Will there ever be a unified international system of regulation?
In my opinion, this goal will be very difficult to achieve, given that the realities of tourism are very different for different countries in terms of consumer expectations, infrastructure, cross-cutting regulations, etc. However, I do believe that we are beginning to see several modifications to the regulations, brought about by the demands that are being made by society in general, and particularly by travellers.
I find myself asking: Is it really important for a receptionist in a 5-star hotel to speak at least three foreign languages? Because the current regulations in some Italian regions suggest that it is. Personally, I’m more interested in the hotel having a website containing up-to-date information, realistic photo, an exact location for the hotel (as required by German regulations), or guaranteed Wi-Fi service.
A key issue is the range of measures that encourage more accessible and sustainable tourism.
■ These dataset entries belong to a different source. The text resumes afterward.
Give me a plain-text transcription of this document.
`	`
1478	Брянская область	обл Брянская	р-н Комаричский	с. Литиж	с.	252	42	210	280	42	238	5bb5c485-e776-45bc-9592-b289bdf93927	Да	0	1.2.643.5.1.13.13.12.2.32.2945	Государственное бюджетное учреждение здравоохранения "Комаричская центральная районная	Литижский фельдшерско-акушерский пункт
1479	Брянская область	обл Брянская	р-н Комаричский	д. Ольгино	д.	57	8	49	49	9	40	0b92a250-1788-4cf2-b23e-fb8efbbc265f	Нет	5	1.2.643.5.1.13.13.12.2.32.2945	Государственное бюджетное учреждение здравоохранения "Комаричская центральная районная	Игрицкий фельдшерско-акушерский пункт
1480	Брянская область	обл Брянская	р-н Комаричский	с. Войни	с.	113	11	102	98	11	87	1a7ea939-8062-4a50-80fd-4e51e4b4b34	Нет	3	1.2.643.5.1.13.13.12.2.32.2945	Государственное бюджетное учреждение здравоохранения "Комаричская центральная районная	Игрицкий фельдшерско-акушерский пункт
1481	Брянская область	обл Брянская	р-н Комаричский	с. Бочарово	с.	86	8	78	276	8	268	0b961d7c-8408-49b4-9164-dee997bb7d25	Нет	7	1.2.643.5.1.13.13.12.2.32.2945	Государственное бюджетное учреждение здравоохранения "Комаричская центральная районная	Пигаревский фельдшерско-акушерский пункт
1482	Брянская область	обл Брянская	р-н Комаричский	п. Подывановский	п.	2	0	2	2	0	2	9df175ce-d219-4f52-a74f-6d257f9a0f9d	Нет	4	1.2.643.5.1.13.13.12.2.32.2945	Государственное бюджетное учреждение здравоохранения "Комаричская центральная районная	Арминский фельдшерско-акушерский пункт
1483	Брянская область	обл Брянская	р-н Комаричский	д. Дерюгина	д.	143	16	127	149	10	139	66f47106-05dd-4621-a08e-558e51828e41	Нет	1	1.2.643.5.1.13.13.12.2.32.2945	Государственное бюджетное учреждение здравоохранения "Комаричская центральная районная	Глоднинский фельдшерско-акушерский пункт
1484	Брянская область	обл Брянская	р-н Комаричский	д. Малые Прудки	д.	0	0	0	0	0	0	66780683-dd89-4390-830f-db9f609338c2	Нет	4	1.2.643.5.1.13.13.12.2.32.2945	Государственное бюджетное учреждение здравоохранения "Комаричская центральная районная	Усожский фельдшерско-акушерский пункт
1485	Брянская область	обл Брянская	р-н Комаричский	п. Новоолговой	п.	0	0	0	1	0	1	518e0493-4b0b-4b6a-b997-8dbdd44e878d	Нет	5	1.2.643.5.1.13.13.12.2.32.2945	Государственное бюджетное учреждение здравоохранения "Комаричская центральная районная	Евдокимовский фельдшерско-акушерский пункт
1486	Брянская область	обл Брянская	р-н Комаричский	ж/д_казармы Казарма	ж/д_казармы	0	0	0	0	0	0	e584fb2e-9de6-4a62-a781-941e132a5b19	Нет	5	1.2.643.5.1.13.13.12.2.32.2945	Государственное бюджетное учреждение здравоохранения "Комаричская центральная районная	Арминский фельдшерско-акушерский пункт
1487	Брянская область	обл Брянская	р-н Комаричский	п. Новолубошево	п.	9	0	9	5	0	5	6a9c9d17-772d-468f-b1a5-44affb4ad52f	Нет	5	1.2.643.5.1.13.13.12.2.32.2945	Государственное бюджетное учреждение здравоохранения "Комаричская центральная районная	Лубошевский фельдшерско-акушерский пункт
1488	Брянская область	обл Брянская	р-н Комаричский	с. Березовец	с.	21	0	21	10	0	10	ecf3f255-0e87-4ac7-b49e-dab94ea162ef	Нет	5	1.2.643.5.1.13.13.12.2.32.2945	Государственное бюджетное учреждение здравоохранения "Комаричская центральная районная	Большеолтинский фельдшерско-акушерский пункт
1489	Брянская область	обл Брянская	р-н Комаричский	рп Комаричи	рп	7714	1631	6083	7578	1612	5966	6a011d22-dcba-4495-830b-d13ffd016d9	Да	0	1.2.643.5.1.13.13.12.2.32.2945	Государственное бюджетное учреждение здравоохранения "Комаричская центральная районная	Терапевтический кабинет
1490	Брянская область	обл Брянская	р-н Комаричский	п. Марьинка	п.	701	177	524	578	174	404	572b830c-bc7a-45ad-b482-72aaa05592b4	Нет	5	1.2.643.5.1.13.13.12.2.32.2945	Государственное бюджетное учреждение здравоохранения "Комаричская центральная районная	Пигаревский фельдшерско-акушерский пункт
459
These are reflected in many regulations that aim to guarantee minimum standards — and are particularly noticeable in Anglo-Saxon countries, where a wealth of advice is offered to travellers on how to make their stay more pleasant — and to create a type of tourism that is more socially, economically, and environmentally acceptable.
As hoteliers and professionals working in the sector, what do you think would improve the current regulations that affect you?